A Handful of Regional Words:
The first language of the Basque country, is of course euskera, an ancient language without Indo-European roots, which means that it sounds nothing like the Spanish and French regional languages that surround it. For example, the basque word for breakfast is gosaria, whereas the Spanish is desayuno and the French, petit dejeuner. Even the name of the city sounds completely dissimilar, being Donostia in Basque and San Sebastián in Spanish. Basque is the official language of schools and local institutions and is therefore on the rise after the Franco years when it was repressed. Certainly Basque is no decorative appendage; amongst youths it’s often the language of gossip and graffiti and I wonder if you’d get mugged in it? But don’t let the cool kids fool you, grammatically complex, with wild regional variations, Basque is difficult to master. Unless you’re going to enrol yourself in a language academy, you’ll be getting by on a few choice expressions, the kaixo (hello), agur, (goodbye) eskerrik asko (thank you) and the all important, on egin (bon appetit). This might seem a trifling effort, but making it gives you a regional passport. You have, as the graffiti reads, acknowledged that you are in Euskal Herria as opposed to Spain and while you could never pretend to be an insider, it’s important to be interested.

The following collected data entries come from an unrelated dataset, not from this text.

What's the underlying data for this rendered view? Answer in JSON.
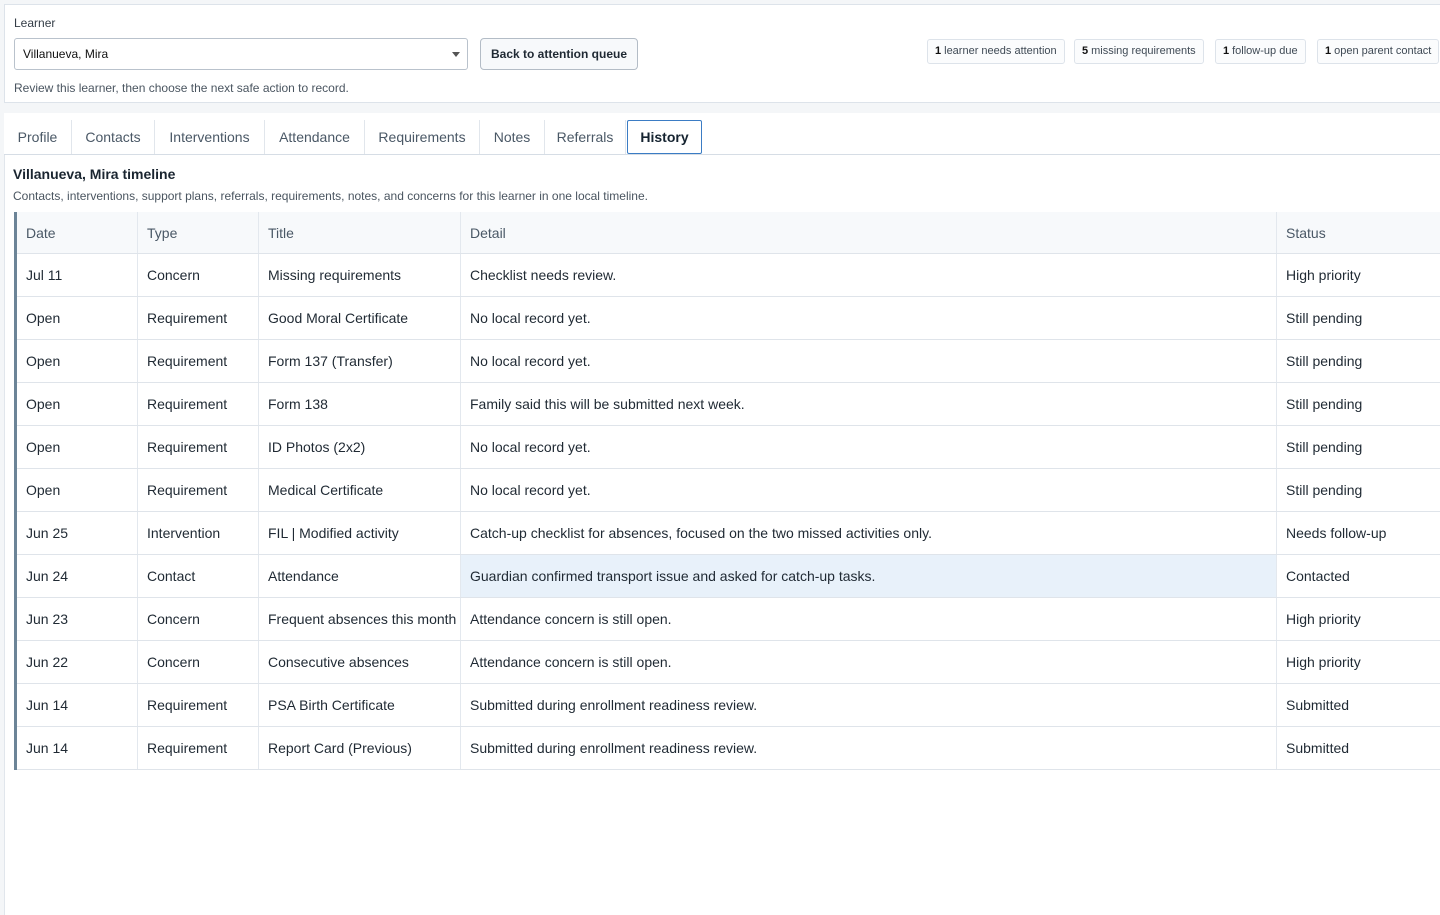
{
  "learner": {
    "label": "Learner",
    "selected": "Villanueva, Mira",
    "helper": "Review this learner, then choose the next safe action to record."
  },
  "actions": {
    "back_label": "Back to attention queue"
  },
  "badges": [
    {
      "count": "1",
      "label": "learner needs attention"
    },
    {
      "count": "5",
      "label": "missing requirements"
    },
    {
      "count": "1",
      "label": "follow-up due"
    },
    {
      "count": "1",
      "label": "open parent contact"
    }
  ],
  "tabs": [
    {
      "label": "Profile",
      "active": false
    },
    {
      "label": "Contacts",
      "active": false
    },
    {
      "label": "Interventions",
      "active": false
    },
    {
      "label": "Attendance",
      "active": false
    },
    {
      "label": "Requirements",
      "active": false
    },
    {
      "label": "Notes",
      "active": false
    },
    {
      "label": "Referrals",
      "active": false
    },
    {
      "label": "History",
      "active": true
    }
  ],
  "timeline": {
    "title": "Villanueva, Mira timeline",
    "subtitle": "Contacts, interventions, support plans, referrals, requirements, notes, and concerns for this learner in one local timeline.",
    "columns": {
      "date": "Date",
      "type": "Type",
      "title": "Title",
      "detail": "Detail",
      "status": "Status"
    },
    "rows": [
      {
        "date": "Jul 11",
        "type": "Concern",
        "title": "Missing requirements",
        "detail": "Checklist needs review.",
        "status": "High priority"
      },
      {
        "date": "Open",
        "type": "Requirement",
        "title": "Good Moral Certificate",
        "detail": "No local record yet.",
        "status": "Still pending"
      },
      {
        "date": "Open",
        "type": "Requirement",
        "title": "Form 137 (Transfer)",
        "detail": "No local record yet.",
        "status": "Still pending"
      },
      {
        "date": "Open",
        "type": "Requirement",
        "title": "Form 138",
        "detail": "Family said this will be submitted next week.",
        "status": "Still pending"
      },
      {
        "date": "Open",
        "type": "Requirement",
        "title": "ID Photos (2x2)",
        "detail": "No local record yet.",
        "status": "Still pending"
      },
      {
        "date": "Open",
        "type": "Requirement",
        "title": "Medical Certificate",
        "detail": "No local record yet.",
        "status": "Still pending"
      },
      {
        "date": "Jun 25",
        "type": "Intervention",
        "title": "FIL | Modified activity",
        "detail": "Catch-up checklist for absences, focused on the two missed activities only.",
        "status": "Needs follow-up"
      },
      {
        "date": "Jun 24",
        "type": "Contact",
        "title": "Attendance",
        "detail": "Guardian confirmed transport issue and asked for catch-up tasks.",
        "status": "Contacted",
        "highlight": true
      },
      {
        "date": "Jun 23",
        "type": "Concern",
        "title": "Frequent absences this month",
        "detail": "Attendance concern is still open.",
        "status": "High priority"
      },
      {
        "date": "Jun 22",
        "type": "Concern",
        "title": "Consecutive absences",
        "detail": "Attendance concern is still open.",
        "status": "High priority"
      },
      {
        "date": "Jun 14",
        "type": "Requirement",
        "title": "PSA Birth Certificate",
        "detail": "Submitted during enrollment readiness review.",
        "status": "Submitted"
      },
      {
        "date": "Jun 14",
        "type": "Requirement",
        "title": "Report Card (Previous)",
        "detail": "Submitted during enrollment readiness review.",
        "status": "Submitted"
      }
    ]
  },
  "colors": {
    "accent": "#3b7cc4",
    "row_highlight": "#e8f1fa",
    "table_edge": "#6c8497"
  }
}
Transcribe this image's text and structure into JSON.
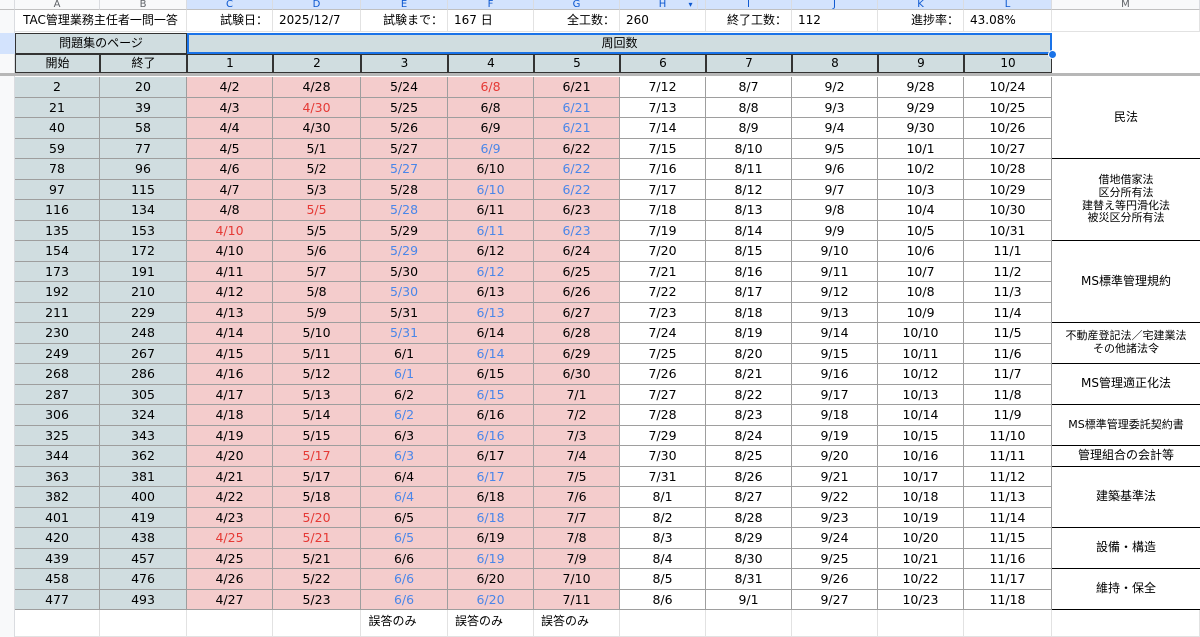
{
  "columns": [
    "A",
    "B",
    "C",
    "D",
    "E",
    "F",
    "G",
    "H",
    "I",
    "J",
    "K",
    "L",
    "M"
  ],
  "dropdown_icon": "dropdown-arrow-icon",
  "info_row": {
    "title": "TAC管理業務主任者一問一答",
    "exam_date_label": "試験日：",
    "exam_date_value": "2025/12/7",
    "until_label": "試験まで：",
    "until_value": "167 日",
    "total_label": "全工数：",
    "total_value": "260",
    "done_label": "終了工数：",
    "done_value": "112",
    "progress_label": "進捗率：",
    "progress_value": "43.08%"
  },
  "header": {
    "pages_title": "問題集のページ",
    "cycles_title": "周回数",
    "start_label": "開始",
    "end_label": "終了",
    "cycles": [
      "1",
      "2",
      "3",
      "4",
      "5",
      "6",
      "7",
      "8",
      "9",
      "10"
    ]
  },
  "rows": [
    {
      "start": "2",
      "end": "20",
      "c": [
        [
          "4/2",
          ""
        ],
        [
          "4/28",
          ""
        ],
        [
          "5/24",
          ""
        ],
        [
          "6/8",
          "red"
        ],
        [
          "6/21",
          ""
        ],
        [
          "7/12",
          ""
        ],
        [
          "8/7",
          ""
        ],
        [
          "9/2",
          ""
        ],
        [
          "9/28",
          ""
        ],
        [
          "10/24",
          ""
        ]
      ]
    },
    {
      "start": "21",
      "end": "39",
      "c": [
        [
          "4/3",
          ""
        ],
        [
          "4/30",
          "red"
        ],
        [
          "5/25",
          ""
        ],
        [
          "6/8",
          ""
        ],
        [
          "6/21",
          "blue"
        ],
        [
          "7/13",
          ""
        ],
        [
          "8/8",
          ""
        ],
        [
          "9/3",
          ""
        ],
        [
          "9/29",
          ""
        ],
        [
          "10/25",
          ""
        ]
      ]
    },
    {
      "start": "40",
      "end": "58",
      "c": [
        [
          "4/4",
          ""
        ],
        [
          "4/30",
          ""
        ],
        [
          "5/26",
          ""
        ],
        [
          "6/9",
          ""
        ],
        [
          "6/21",
          "blue"
        ],
        [
          "7/14",
          ""
        ],
        [
          "8/9",
          ""
        ],
        [
          "9/4",
          ""
        ],
        [
          "9/30",
          ""
        ],
        [
          "10/26",
          ""
        ]
      ]
    },
    {
      "start": "59",
      "end": "77",
      "c": [
        [
          "4/5",
          ""
        ],
        [
          "5/1",
          ""
        ],
        [
          "5/27",
          ""
        ],
        [
          "6/9",
          "blue"
        ],
        [
          "6/22",
          ""
        ],
        [
          "7/15",
          ""
        ],
        [
          "8/10",
          ""
        ],
        [
          "9/5",
          ""
        ],
        [
          "10/1",
          ""
        ],
        [
          "10/27",
          ""
        ]
      ]
    },
    {
      "start": "78",
      "end": "96",
      "c": [
        [
          "4/6",
          ""
        ],
        [
          "5/2",
          ""
        ],
        [
          "5/27",
          "blue"
        ],
        [
          "6/10",
          ""
        ],
        [
          "6/22",
          "blue"
        ],
        [
          "7/16",
          ""
        ],
        [
          "8/11",
          ""
        ],
        [
          "9/6",
          ""
        ],
        [
          "10/2",
          ""
        ],
        [
          "10/28",
          ""
        ]
      ]
    },
    {
      "start": "97",
      "end": "115",
      "c": [
        [
          "4/7",
          ""
        ],
        [
          "5/3",
          ""
        ],
        [
          "5/28",
          ""
        ],
        [
          "6/10",
          "blue"
        ],
        [
          "6/22",
          "blue"
        ],
        [
          "7/17",
          ""
        ],
        [
          "8/12",
          ""
        ],
        [
          "9/7",
          ""
        ],
        [
          "10/3",
          ""
        ],
        [
          "10/29",
          ""
        ]
      ]
    },
    {
      "start": "116",
      "end": "134",
      "c": [
        [
          "4/8",
          ""
        ],
        [
          "5/5",
          "red"
        ],
        [
          "5/28",
          "blue"
        ],
        [
          "6/11",
          ""
        ],
        [
          "6/23",
          ""
        ],
        [
          "7/18",
          ""
        ],
        [
          "8/13",
          ""
        ],
        [
          "9/8",
          ""
        ],
        [
          "10/4",
          ""
        ],
        [
          "10/30",
          ""
        ]
      ]
    },
    {
      "start": "135",
      "end": "153",
      "c": [
        [
          "4/10",
          "red"
        ],
        [
          "5/5",
          ""
        ],
        [
          "5/29",
          ""
        ],
        [
          "6/11",
          "blue"
        ],
        [
          "6/23",
          "blue"
        ],
        [
          "7/19",
          ""
        ],
        [
          "8/14",
          ""
        ],
        [
          "9/9",
          ""
        ],
        [
          "10/5",
          ""
        ],
        [
          "10/31",
          ""
        ]
      ]
    },
    {
      "start": "154",
      "end": "172",
      "c": [
        [
          "4/10",
          ""
        ],
        [
          "5/6",
          ""
        ],
        [
          "5/29",
          "blue"
        ],
        [
          "6/12",
          ""
        ],
        [
          "6/24",
          ""
        ],
        [
          "7/20",
          ""
        ],
        [
          "8/15",
          ""
        ],
        [
          "9/10",
          ""
        ],
        [
          "10/6",
          ""
        ],
        [
          "11/1",
          ""
        ]
      ]
    },
    {
      "start": "173",
      "end": "191",
      "c": [
        [
          "4/11",
          ""
        ],
        [
          "5/7",
          ""
        ],
        [
          "5/30",
          ""
        ],
        [
          "6/12",
          "blue"
        ],
        [
          "6/25",
          ""
        ],
        [
          "7/21",
          ""
        ],
        [
          "8/16",
          ""
        ],
        [
          "9/11",
          ""
        ],
        [
          "10/7",
          ""
        ],
        [
          "11/2",
          ""
        ]
      ]
    },
    {
      "start": "192",
      "end": "210",
      "c": [
        [
          "4/12",
          ""
        ],
        [
          "5/8",
          ""
        ],
        [
          "5/30",
          "blue"
        ],
        [
          "6/13",
          ""
        ],
        [
          "6/26",
          ""
        ],
        [
          "7/22",
          ""
        ],
        [
          "8/17",
          ""
        ],
        [
          "9/12",
          ""
        ],
        [
          "10/8",
          ""
        ],
        [
          "11/3",
          ""
        ]
      ]
    },
    {
      "start": "211",
      "end": "229",
      "c": [
        [
          "4/13",
          ""
        ],
        [
          "5/9",
          ""
        ],
        [
          "5/31",
          ""
        ],
        [
          "6/13",
          "blue"
        ],
        [
          "6/27",
          ""
        ],
        [
          "7/23",
          ""
        ],
        [
          "8/18",
          ""
        ],
        [
          "9/13",
          ""
        ],
        [
          "10/9",
          ""
        ],
        [
          "11/4",
          ""
        ]
      ]
    },
    {
      "start": "230",
      "end": "248",
      "c": [
        [
          "4/14",
          ""
        ],
        [
          "5/10",
          ""
        ],
        [
          "5/31",
          "blue"
        ],
        [
          "6/14",
          ""
        ],
        [
          "6/28",
          ""
        ],
        [
          "7/24",
          ""
        ],
        [
          "8/19",
          ""
        ],
        [
          "9/14",
          ""
        ],
        [
          "10/10",
          ""
        ],
        [
          "11/5",
          ""
        ]
      ]
    },
    {
      "start": "249",
      "end": "267",
      "c": [
        [
          "4/15",
          ""
        ],
        [
          "5/11",
          ""
        ],
        [
          "6/1",
          ""
        ],
        [
          "6/14",
          "blue"
        ],
        [
          "6/29",
          ""
        ],
        [
          "7/25",
          ""
        ],
        [
          "8/20",
          ""
        ],
        [
          "9/15",
          ""
        ],
        [
          "10/11",
          ""
        ],
        [
          "11/6",
          ""
        ]
      ]
    },
    {
      "start": "268",
      "end": "286",
      "c": [
        [
          "4/16",
          ""
        ],
        [
          "5/12",
          ""
        ],
        [
          "6/1",
          "blue"
        ],
        [
          "6/15",
          ""
        ],
        [
          "6/30",
          ""
        ],
        [
          "7/26",
          ""
        ],
        [
          "8/21",
          ""
        ],
        [
          "9/16",
          ""
        ],
        [
          "10/12",
          ""
        ],
        [
          "11/7",
          ""
        ]
      ]
    },
    {
      "start": "287",
      "end": "305",
      "c": [
        [
          "4/17",
          ""
        ],
        [
          "5/13",
          ""
        ],
        [
          "6/2",
          ""
        ],
        [
          "6/15",
          "blue"
        ],
        [
          "7/1",
          ""
        ],
        [
          "7/27",
          ""
        ],
        [
          "8/22",
          ""
        ],
        [
          "9/17",
          ""
        ],
        [
          "10/13",
          ""
        ],
        [
          "11/8",
          ""
        ]
      ]
    },
    {
      "start": "306",
      "end": "324",
      "c": [
        [
          "4/18",
          ""
        ],
        [
          "5/14",
          ""
        ],
        [
          "6/2",
          "blue"
        ],
        [
          "6/16",
          ""
        ],
        [
          "7/2",
          ""
        ],
        [
          "7/28",
          ""
        ],
        [
          "8/23",
          ""
        ],
        [
          "9/18",
          ""
        ],
        [
          "10/14",
          ""
        ],
        [
          "11/9",
          ""
        ]
      ]
    },
    {
      "start": "325",
      "end": "343",
      "c": [
        [
          "4/19",
          ""
        ],
        [
          "5/15",
          ""
        ],
        [
          "6/3",
          ""
        ],
        [
          "6/16",
          "blue"
        ],
        [
          "7/3",
          ""
        ],
        [
          "7/29",
          ""
        ],
        [
          "8/24",
          ""
        ],
        [
          "9/19",
          ""
        ],
        [
          "10/15",
          ""
        ],
        [
          "11/10",
          ""
        ]
      ]
    },
    {
      "start": "344",
      "end": "362",
      "c": [
        [
          "4/20",
          ""
        ],
        [
          "5/17",
          "red"
        ],
        [
          "6/3",
          "blue"
        ],
        [
          "6/17",
          ""
        ],
        [
          "7/4",
          ""
        ],
        [
          "7/30",
          ""
        ],
        [
          "8/25",
          ""
        ],
        [
          "9/20",
          ""
        ],
        [
          "10/16",
          ""
        ],
        [
          "11/11",
          ""
        ]
      ]
    },
    {
      "start": "363",
      "end": "381",
      "c": [
        [
          "4/21",
          ""
        ],
        [
          "5/17",
          ""
        ],
        [
          "6/4",
          ""
        ],
        [
          "6/17",
          "blue"
        ],
        [
          "7/5",
          ""
        ],
        [
          "7/31",
          ""
        ],
        [
          "8/26",
          ""
        ],
        [
          "9/21",
          ""
        ],
        [
          "10/17",
          ""
        ],
        [
          "11/12",
          ""
        ]
      ]
    },
    {
      "start": "382",
      "end": "400",
      "c": [
        [
          "4/22",
          ""
        ],
        [
          "5/18",
          ""
        ],
        [
          "6/4",
          "blue"
        ],
        [
          "6/18",
          ""
        ],
        [
          "7/6",
          ""
        ],
        [
          "8/1",
          ""
        ],
        [
          "8/27",
          ""
        ],
        [
          "9/22",
          ""
        ],
        [
          "10/18",
          ""
        ],
        [
          "11/13",
          ""
        ]
      ]
    },
    {
      "start": "401",
      "end": "419",
      "c": [
        [
          "4/23",
          ""
        ],
        [
          "5/20",
          "red"
        ],
        [
          "6/5",
          ""
        ],
        [
          "6/18",
          "blue"
        ],
        [
          "7/7",
          ""
        ],
        [
          "8/2",
          ""
        ],
        [
          "8/28",
          ""
        ],
        [
          "9/23",
          ""
        ],
        [
          "10/19",
          ""
        ],
        [
          "11/14",
          ""
        ]
      ]
    },
    {
      "start": "420",
      "end": "438",
      "c": [
        [
          "4/25",
          "red"
        ],
        [
          "5/21",
          "red"
        ],
        [
          "6/5",
          "blue"
        ],
        [
          "6/19",
          ""
        ],
        [
          "7/8",
          ""
        ],
        [
          "8/3",
          ""
        ],
        [
          "8/29",
          ""
        ],
        [
          "9/24",
          ""
        ],
        [
          "10/20",
          ""
        ],
        [
          "11/15",
          ""
        ]
      ]
    },
    {
      "start": "439",
      "end": "457",
      "c": [
        [
          "4/25",
          ""
        ],
        [
          "5/21",
          ""
        ],
        [
          "6/6",
          ""
        ],
        [
          "6/19",
          "blue"
        ],
        [
          "7/9",
          ""
        ],
        [
          "8/4",
          ""
        ],
        [
          "8/30",
          ""
        ],
        [
          "9/25",
          ""
        ],
        [
          "10/21",
          ""
        ],
        [
          "11/16",
          ""
        ]
      ]
    },
    {
      "start": "458",
      "end": "476",
      "c": [
        [
          "4/26",
          ""
        ],
        [
          "5/22",
          ""
        ],
        [
          "6/6",
          "blue"
        ],
        [
          "6/20",
          ""
        ],
        [
          "7/10",
          ""
        ],
        [
          "8/5",
          ""
        ],
        [
          "8/31",
          ""
        ],
        [
          "9/26",
          ""
        ],
        [
          "10/22",
          ""
        ],
        [
          "11/17",
          ""
        ]
      ]
    },
    {
      "start": "477",
      "end": "493",
      "c": [
        [
          "4/27",
          ""
        ],
        [
          "5/23",
          ""
        ],
        [
          "6/6",
          "blue"
        ],
        [
          "6/20",
          "blue"
        ],
        [
          "7/11",
          ""
        ],
        [
          "8/6",
          ""
        ],
        [
          "9/1",
          ""
        ],
        [
          "9/27",
          ""
        ],
        [
          "10/23",
          ""
        ],
        [
          "11/18",
          ""
        ]
      ]
    }
  ],
  "categories": [
    {
      "label": "民法",
      "from": 0,
      "to": 3
    },
    {
      "label": "借地借家法\n区分所有法\n建替え等円滑化法\n被災区分所有法",
      "from": 4,
      "to": 7
    },
    {
      "label": "MS標準管理規約",
      "from": 8,
      "to": 11
    },
    {
      "label": "不動産登記法／宅建業法\nその他諸法令",
      "from": 12,
      "to": 13
    },
    {
      "label": "MS管理適正化法",
      "from": 14,
      "to": 15
    },
    {
      "label": "MS標準管理委託契約書",
      "from": 16,
      "to": 17
    },
    {
      "label": "管理組合の会計等",
      "from": 18,
      "to": 18
    },
    {
      "label": "建築基準法",
      "from": 19,
      "to": 21
    },
    {
      "label": "設備・構造",
      "from": 22,
      "to": 23
    },
    {
      "label": "維持・保全",
      "from": 24,
      "to": 25
    }
  ],
  "footer": [
    "誤答のみ",
    "誤答のみ",
    "誤答のみ"
  ],
  "colors": {
    "pink": "#f4cccc",
    "grey": "#d0dde0",
    "red": "#e53935",
    "blue": "#4a86e8",
    "selection": "#1a73e8"
  }
}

I’m conscious that I’m passing with San Sebastián’s second official language: castellano. This language doesn’t have the happiest history in the region: it snuck in there with industrialisation in the 1800s and was imposed during Franco’s dictatorship between 1939 and 1975, when euskera was banned and driven underground. Still, despite the efforts made with primary school education in Basque, castellano is the globalised language preferred for connection with the rest of the country and hispanophone world.
The more exposed I am to Spanish, the more I see that there are numerous ways of communicating the same concept, the same word, even. It’s like deciding whether to cook with a red or yellow pepper. Or should that be a green? I’m the most indecisive when it comes to the letters c and z– whether to pronounce them with my tongue between my teeth as Spanish people tend to (thhe) or in a sibilant hiss as Latin Americans do. In the company of older, more proper people, the kind that might call you cielo (heaven), the tongue goes between the teeth. In a freer, more playful mood, I convert c to s, because it’s the way of Shakira and Luis Fonsi.
I’m not alone in stealing from the Latin Americans, who are prominent in the city both in person and culturally, through their music and throng of salsa academies. Lately, the Argentinian expression ¿y vos?, which literally means and you?, has become a breezier, dare I say, a flirtier replacement for the Spanish equivalent, ¿y tú?. Spain may have conquered much of the Americas in the fifteenth and sixteenth centuries out of a sense of cultural superiority, but with time and distance, Spaniards have come to view Latin America with a mix of nostalgia and fantasy. It’s funny to me that people in Spain, imagine Latin America quite a lot like Britons picture Spain : a hot mess of violence, sensuality and men who dance when they’re sober. It’s funny how this fantasy is continually deferred to another place, one that you probably couldn’t live in, but are comforted to know exists. What’s more, you can approach it linguistically.